Let’s consider an example. You run an A/B test on an email campaign with the hypothesis that personalized subject lines will perform better than generic ones. The test results show no significant difference between the two. Is that a failure? Absolutely not. What you’ve learned—that personalization doesn’t strongly influence this particular audience—can save time and resources on future campaigns.
True failure in marketing experimentation only occurs when an experiment doesn’t provide reliable data, perhaps due to sample size issues, biases, or poor test design. As long as the data is actionable and helps inform future decisions, the experiment is a success. In marketing, learning is the real victory.
Language Matters: Moving Away from Binary Labels
The language we use to describe experiments has a powerful effect on how we approach them. When we talk about experiments in terms of “winning” and “failing,” we set up expectations that don’t align with the actual goal of experimentation. This miscommunication can lead to frustration, or worse, it can result in abandoning valuable insights because the test didn’t meet expected outcomes.
Instead, we should think of every experiment as an opportunity to learn. In my experience, this shift in mindset can dramatically improve how a marketing team approaches its strategy. Precision in language helps everyone—from marketers to stakeholders—understand that learning is the ultimate goal, not just proving one variant is better than the other.
Coming from a scientific background, I’ve learned to value the importance of language and clear communication. Even though I spent much of my education in the sciences (in Greece’s 1st desmi track), I’ve come to recognize the essential role that language plays in experiments. Precision in defining outcomes is just as critical in marketing as it is in the sciences.

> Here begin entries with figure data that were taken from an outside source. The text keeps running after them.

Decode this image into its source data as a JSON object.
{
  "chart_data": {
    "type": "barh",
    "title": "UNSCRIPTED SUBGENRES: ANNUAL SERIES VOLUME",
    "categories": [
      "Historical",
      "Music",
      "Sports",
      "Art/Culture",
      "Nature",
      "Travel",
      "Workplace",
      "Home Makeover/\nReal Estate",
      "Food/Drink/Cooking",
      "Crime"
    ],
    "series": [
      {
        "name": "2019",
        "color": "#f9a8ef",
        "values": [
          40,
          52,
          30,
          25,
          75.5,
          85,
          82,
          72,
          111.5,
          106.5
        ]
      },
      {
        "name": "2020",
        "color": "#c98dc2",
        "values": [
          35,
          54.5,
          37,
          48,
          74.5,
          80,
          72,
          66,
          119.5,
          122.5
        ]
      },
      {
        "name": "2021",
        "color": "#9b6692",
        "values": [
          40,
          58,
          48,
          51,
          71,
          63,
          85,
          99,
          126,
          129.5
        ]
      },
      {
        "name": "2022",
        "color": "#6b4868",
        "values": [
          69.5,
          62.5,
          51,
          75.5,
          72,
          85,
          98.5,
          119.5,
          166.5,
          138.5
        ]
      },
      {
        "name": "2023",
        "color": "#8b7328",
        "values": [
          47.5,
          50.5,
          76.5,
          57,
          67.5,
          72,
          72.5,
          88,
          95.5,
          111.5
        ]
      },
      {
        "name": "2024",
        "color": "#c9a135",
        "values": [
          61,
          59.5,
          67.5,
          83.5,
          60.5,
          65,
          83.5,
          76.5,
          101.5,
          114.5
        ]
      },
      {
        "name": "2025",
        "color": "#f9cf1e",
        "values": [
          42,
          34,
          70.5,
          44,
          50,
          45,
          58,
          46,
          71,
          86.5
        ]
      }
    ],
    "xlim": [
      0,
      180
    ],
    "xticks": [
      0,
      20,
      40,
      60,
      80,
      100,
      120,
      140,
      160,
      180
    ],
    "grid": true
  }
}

Best Practices for Learning-Driven Marketing Experiments
To make the most of your marketing experiments and ensure they lead to valuable insights, follow these best practices:
- Start with Clear Hypotheses: Define what you want to learn from the experiment. This will keep the focus on learning rather than merely picking a winner.

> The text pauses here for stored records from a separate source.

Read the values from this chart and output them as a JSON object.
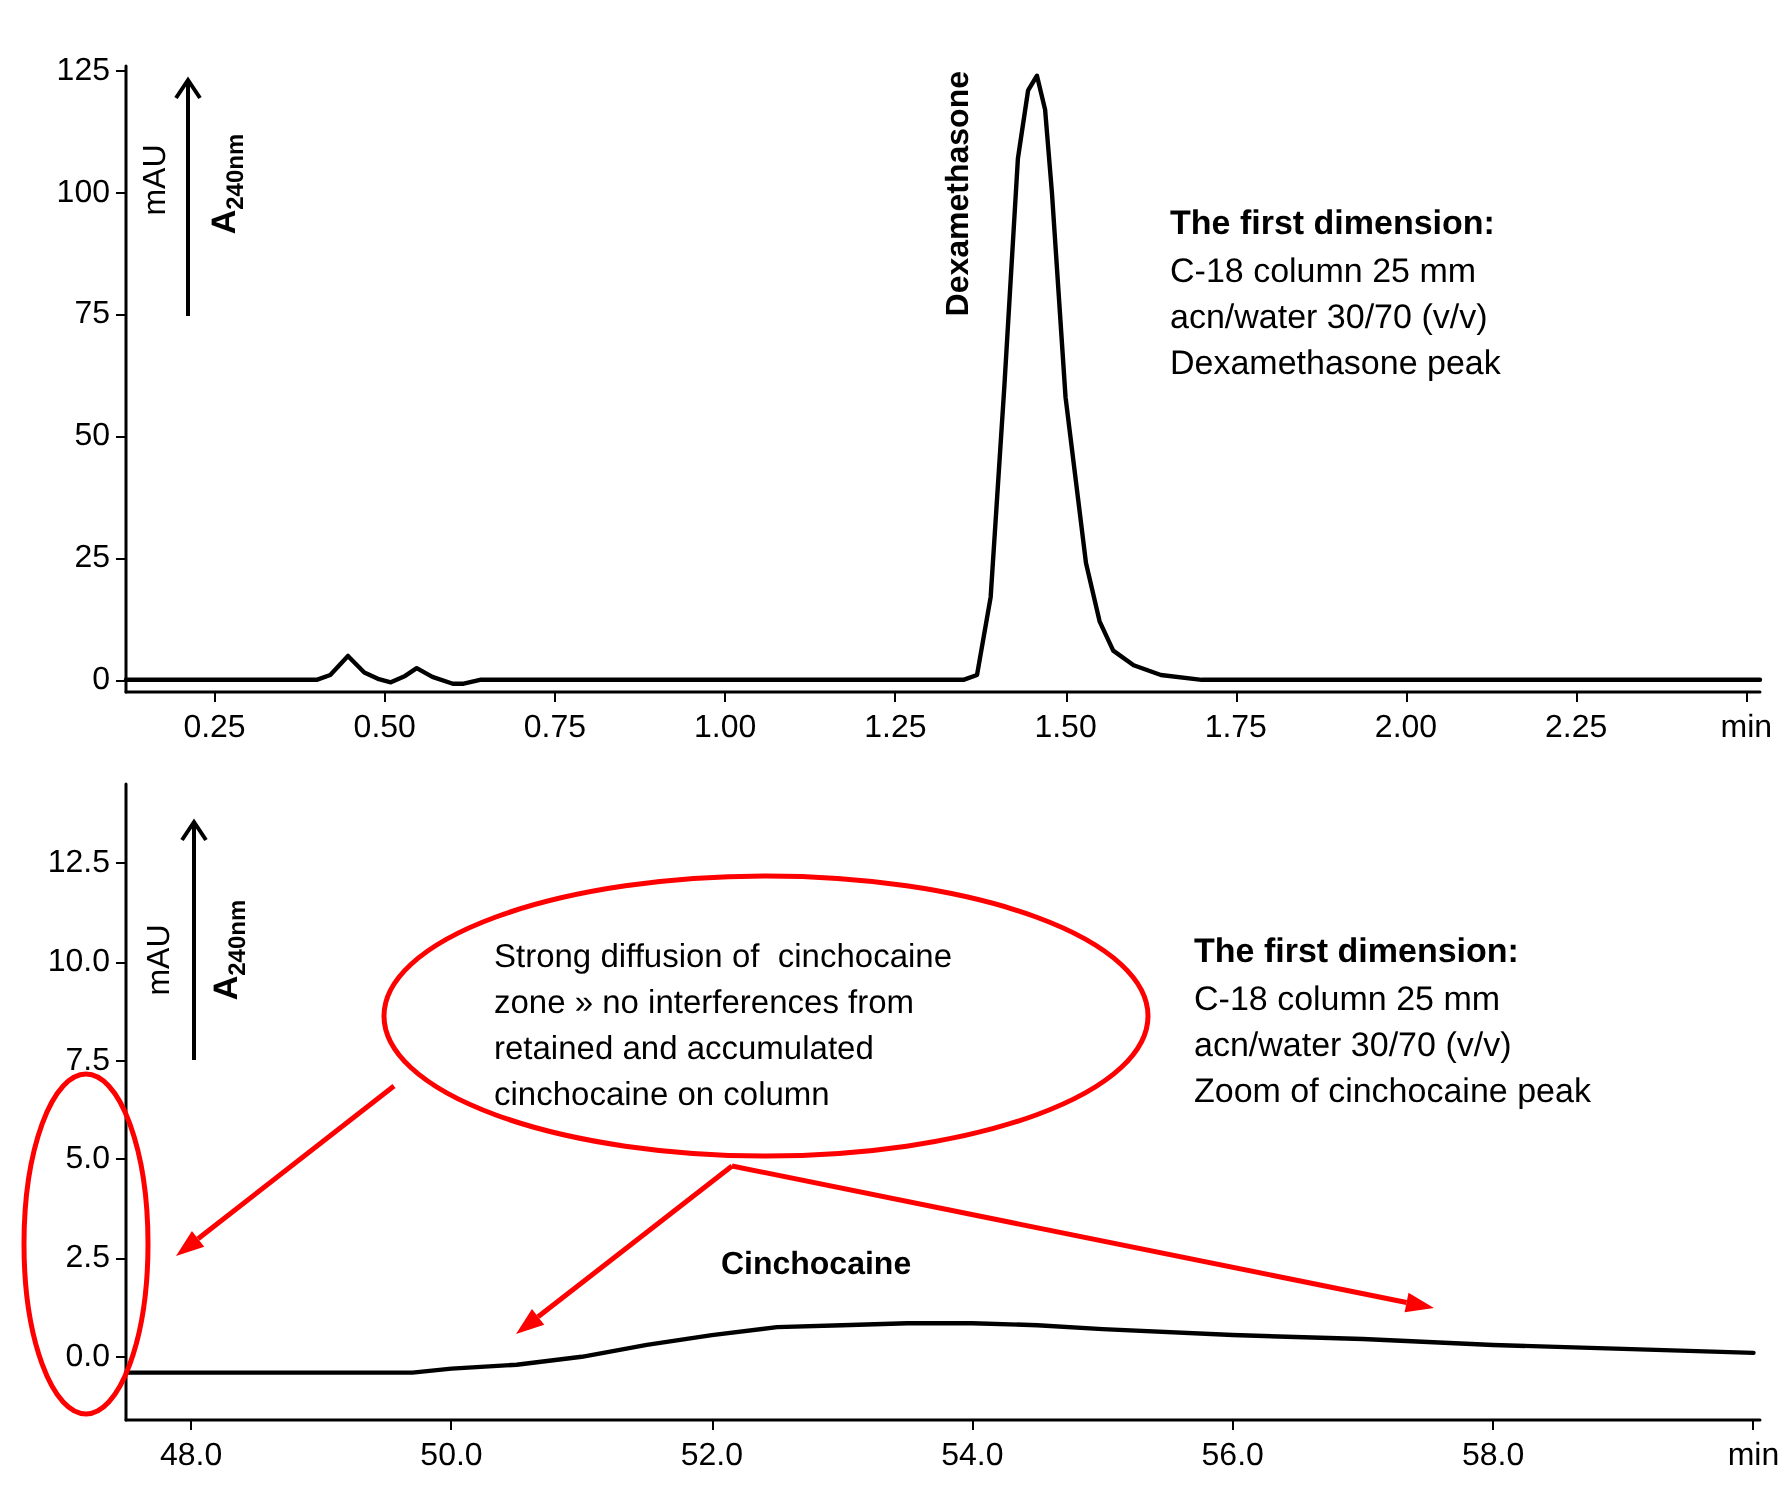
{
  "chart_data": [
    {
      "type": "line",
      "ylabel": "mAU",
      "color": "#000000",
      "x": [
        0.12,
        0.4,
        0.42,
        0.446,
        0.47,
        0.49,
        0.509,
        0.53,
        0.547,
        0.57,
        0.6,
        0.616,
        0.64,
        1.35,
        1.37,
        1.39,
        1.41,
        1.43,
        1.445,
        1.458,
        1.47,
        1.48,
        1.5,
        1.53,
        1.55,
        1.57,
        1.6,
        1.64,
        1.7,
        2.52
      ],
      "values": [
        0,
        0,
        1,
        4.9,
        1.5,
        0.2,
        -0.5,
        0.8,
        2.4,
        0.6,
        -0.8,
        -0.8,
        0,
        0,
        1,
        17,
        60,
        107,
        121,
        124,
        117,
        100,
        58,
        24,
        12,
        6,
        3,
        1,
        0,
        0
      ],
      "xlim": [
        0.12,
        2.52
      ],
      "xticks": [
        {
          "value": 0.25,
          "label": "0.25"
        },
        {
          "value": 0.5,
          "label": "0.50"
        },
        {
          "value": 0.75,
          "label": "0.75"
        },
        {
          "value": 1,
          "label": "1.00"
        },
        {
          "value": 1.25,
          "label": "1.25"
        },
        {
          "value": 1.5,
          "label": "1.50"
        },
        {
          "value": 1.75,
          "label": "1.75"
        },
        {
          "value": 2,
          "label": "2.00"
        },
        {
          "value": 2.25,
          "label": "2.25"
        },
        {
          "value": 2.5,
          "label": "min"
        }
      ],
      "ylim": [
        -2.5,
        126
      ],
      "yticks": [
        0,
        25,
        50,
        75,
        100,
        125
      ],
      "grid": false,
      "marker": "none",
      "line_style": "solid",
      "annotations": [
        {
          "text": "Dexamethasone",
          "x": 1.458,
          "y": 124
        },
        "A$_{240nm}$",
        "The first dimension:",
        "C-18 column 25 mm\nacn/water 30/70 (v/v)\nDexamethasone peak"
      ]
    },
    {
      "type": "line",
      "ylabel": "mAU",
      "color": "#000000",
      "x": [
        47.5,
        49.7,
        50.0,
        50.5,
        51.0,
        51.5,
        52.0,
        52.5,
        53.0,
        53.5,
        54.0,
        54.5,
        55.0,
        56.0,
        57.0,
        58.0,
        59.0,
        60.0
      ],
      "values": [
        -0.4,
        -0.4,
        -0.3,
        -0.2,
        0,
        0.3,
        0.55,
        0.75,
        0.8,
        0.85,
        0.85,
        0.8,
        0.7,
        0.55,
        0.45,
        0.3,
        0.2,
        0.1
      ],
      "xlim": [
        47.5,
        60.05
      ],
      "xticks": [
        {
          "value": 48,
          "label": "48.0"
        },
        {
          "value": 50,
          "label": "50.0"
        },
        {
          "value": 52,
          "label": "52.0"
        },
        {
          "value": 54,
          "label": "54.0"
        },
        {
          "value": 56,
          "label": "56.0"
        },
        {
          "value": 58,
          "label": "58.0"
        },
        {
          "value": 60,
          "label": "min"
        }
      ],
      "ylim": [
        -1.6,
        14.5
      ],
      "yticks": [
        {
          "value": 0,
          "label": "0.0"
        },
        2.5,
        {
          "value": 5,
          "label": "5.0"
        },
        7.5,
        {
          "value": 10,
          "label": "10.0"
        },
        12.5
      ],
      "grid": false,
      "marker": "none",
      "line_style": "solid",
      "annotations": [
        {
          "text": "Cinchocaine",
          "x": 52.8,
          "y": 0.8
        },
        "A$_{240nm}$",
        "The first dimension:",
        "C-18 column 25 mm\nacn/water 30/70 (v/v)\nZoom of cinchocaine peak",
        "Strong diffusion of  cinchocaine\nzone » no interferences from\nretained and accumulated\ncinchocaine on column"
      ]
    }
  ]
}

- Prioritize Credible Data over Frequentist Significance: Instead of relying on traditional statistical significance thresholds, use a Bayesian approach to interpret results as probabilistic and adaptable to the context. Bayesian methods can help provide a clearer, more flexible perspective on the likelihood that your findings are real and relevant, enhancing confidence without rigid thresholds.

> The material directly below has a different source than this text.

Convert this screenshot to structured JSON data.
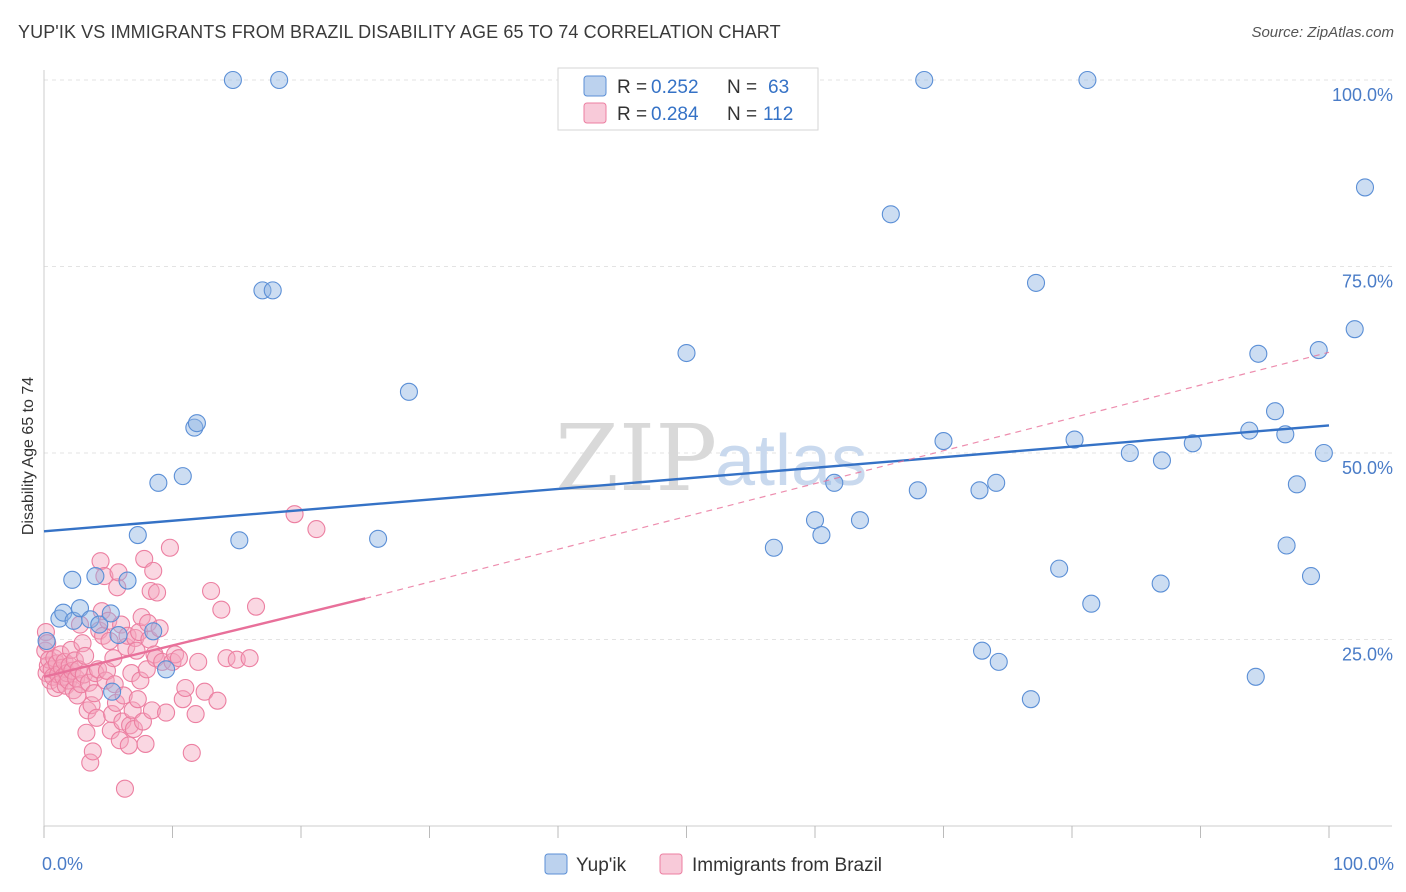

- Iterate Based on What You Learn: Use insights from each experiment to guide your next steps. Every experiment should lead to more informed decision-making.
- Document Everything: Maintain detailed records of your experiments, including outcomes and key takeaways. This documentation will help ensure that the insights you gain are shared and applied effectively.
In the world of marketing, it’s tempting to focus on results and categorize experiments as either a “win” or a “loss.” But when you approach marketing experiments with the mindset that they are opportunities to learn, you unlock the full potential of validated learning—a core principle of the Lean Startup approach.
As fellow Greek and NBA star Giannis Antetokounmpo once said, there is “no failure in sports”—only steps along the path to success. This perspective resonates deeply with us at Starttech Ventures. Each experiment, regardless of its outcome, is simply another step toward greater understanding and long-term achievement. The real measure of progress isn’t in whether we “win” each test but in the insights we gain, the reliable data we gather, and how those lessons shape our strategies going forward.
And if this mindset is championed by none other than the Greek Freak himself, then maybe it’s time we all embrace it.